‘Double Exposure’ (16 December 1944)

IMDb meta-data is runtime of one hour and three minutes, rated 6.4 by 121 cinematizens
Genre: Mystery, comedy
Double Exposure.jpg
Verdict: A mile a minute
The set-up: Boston Blackie poses as the editor of a photo-news magazine called ‘Flick,’ a hybrid of People and National Inquirer. The owner is a health fanatic who hands out carrots as incentives. What McKinsey seminar did he attend?
Circulation is not what is should be. Even though their sensational photographs are faked, they are not very good fakes. They need new blood. They scan newspapers for sensational photographs and land on one. The decisive carrot sends a telegram to the Iowa snapper, a Pat Kelly, with an offer too good to refuse. Who can say no to a carrot a day?
Pat leaps on the train, leaving her Iowa boyfriend, Spectacles, behind even though he has helped her fake her photographs, including the one that caught the eye of the Big Carrot .
With it so far? It is all fake.
She arrives at the New York offices.
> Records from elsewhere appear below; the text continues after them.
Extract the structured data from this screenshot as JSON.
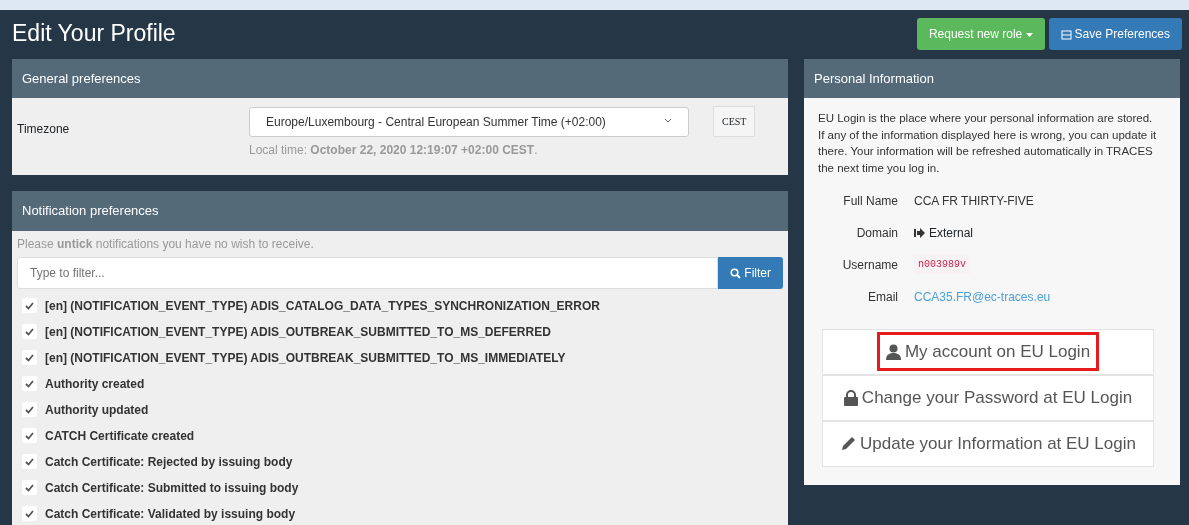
{
  "title": "Edit Your Profile",
  "buttons": [
    {
      "label": "Request new role",
      "kind": "dropdown"
    },
    {
      "label": "Save Preferences",
      "kind": "save"
    }
  ],
  "general": {
    "title": "General preferences",
    "timezone_label": "Timezone",
    "timezone_value": "Europe/Luxembourg - Central European Summer Time (+02:00)",
    "zone_abbr": "CEST",
    "local_time": "Local time: **October 22, 2020 12:19:07 +02:00 CEST**."
  },
  "notifications": {
    "title": "Notification preferences",
    "hint": "Please **untick** notifications you have no wish to receive.",
    "filter": {
      "placeholder": "Type to filter...",
      "button": "Filter"
    },
    "items": [
      {
        "label": "[en] (NOTIFICATION_EVENT_TYPE) ADIS_CATALOG_DATA_TYPES_SYNCHRONIZATION_ERROR",
        "checked": true
      },
      {
        "label": "[en] (NOTIFICATION_EVENT_TYPE) ADIS_OUTBREAK_SUBMITTED_TO_MS_DEFERRED",
        "checked": true
      },
      {
        "label": "[en] (NOTIFICATION_EVENT_TYPE) ADIS_OUTBREAK_SUBMITTED_TO_MS_IMMEDIATELY",
        "checked": true
      },
      {
        "label": "Authority created",
        "checked": true
      },
      {
        "label": "Authority updated",
        "checked": true
      },
      {
        "label": "CATCH Certificate created",
        "checked": true
      },
      {
        "label": "Catch Certificate: Rejected by issuing body",
        "checked": true
      },
      {
        "label": "Catch Certificate: Submitted to issuing body",
        "checked": true
      },
      {
        "label": "Catch Certificate: Validated by issuing body",
        "checked": true
      }
    ]
  },
  "personal": {
    "title": "Personal Information",
    "intro": "EU Login is the place where your personal information are stored. If any of the information displayed here is wrong, you can update it there. Your information will be refreshed automatically in TRACES the next time you log in.",
    "fields": [
      {
        "label": "Full Name",
        "value": "CCA FR THIRTY-FIVE",
        "kind": "text"
      },
      {
        "label": "Domain",
        "value": "External",
        "kind": "domain"
      },
      {
        "label": "Username",
        "value": "n003989v",
        "kind": "code"
      },
      {
        "label": "Email",
        "value": "CCA35.FR@ec-traces.eu",
        "kind": "email"
      }
    ],
    "links": [
      {
        "label": "My account on EU Login",
        "kind": "user",
        "highlighted": true
      },
      {
        "label": "Change your Password at EU Login",
        "kind": "lock",
        "highlighted": false
      },
      {
        "label": "Update your Information at EU Login",
        "kind": "pencil",
        "highlighted": false
      }
    ]
  }
}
Consternation follows. She is a she. Blackie quickly recovers and begins to see opportunities here. Yep. Leachery follows. Pat may be country but she is no bumpkin. She fends him off with references to her big Iowa brother who is staying with her in the Big Berg. Blackie is five foot nothing and takes the hint.
The plot thickens when Spectacles does show up and Pat, with difficulty, convinces him to play the brother role she had already cast.
Pat gets to work and with brass, wit, and a disarming honesty gets some nifty pixes. The real thing. Blackie is impressed. He never thought of that. Real events. In the excitment Carrot changes to handing out turnips.
See, I said it was fast-moving.
Then, finally, a stiff shows up. It’s complicated. Pat staged a mystery shoot for a ‘Flick’ promotional piece, which was then copied in a real murder. The cops pounce.
Blackie sees more opportunities here. It had to be spelled out for the fraternity brothers. First, by leaving Pat in the slammer for a while they get material for an exposé of police incompetence, terrible conditions in jail, the poor hygiene of other prisoners, or the poor Wi Fi in New York City jails. Second, when he springs her then her gratitude will exceed the Hayes Code. Perfect. What can go wrong?
Well when Blackie and Carrot tell Plod about the promotional stunt figuring it will be Open Sesame, the cops play (as usual) dumb. Oh, oh. Pat is still it in The Big House.
Much desperate this and that follows and Blackie fakes another photograph to flush out the real killer. Whew!
Meanwhile Specactles has gone and got married to another woman so that all can live happily ever after, the end.
Nancy Kelly as Pat carries the show and Phillip Terry is marvellous as Spectacles. The ever reliable Richard Gaines as the Big Carrot is brisk and efficient. Charles Arnt is a charming rouge and Claire Rochelle runs ‘Flick’ so subtly none of the men realise it. Director William Berke keeps it moving full tilt. He worked in television in the 1950s after about eighty B-movies in the 1940s. He also produced and wrote.
Kelly was a baby model at age one, and as a child appeared opposite Gloria Swanson. She was the Bad Seed in the ‘Bad Seed’ (1956) and Walter Kerr said it was an astounding performance. She did it first on Broadway and then in film. Seeing the film made me glad I did not have a sister. Kelly also did much television
Terry was the lead in ‘Seven Keys to Baldplate’ (1947) discussed elsewhere on this blog. He was one of those B movie actors who went into television. Innuendo has it that it was as a toy boy for Joan Crawford that he started his film career. Even so his film career was blah and he turned to real estate with great financial success.
Richard Gaines flew to Mars in ‘Flight to Mars’ (1951) discussed elsewhere on this blog.
The film was released on 18 December 1944 while the Battle of the Bulge had just began in Western Europe with a series of German victories and advances. At the same time MacArthur’s return to the Phillipines was being fought out on Mindoro. The siege of Bastogne had begun as the film travelled to theatres across the country. More German victories followed. The newsreel on the bill with this film would have covered all of this. Yellow telegrams arrived from both the Pacific and European Wars. Diversion would have been most welcome.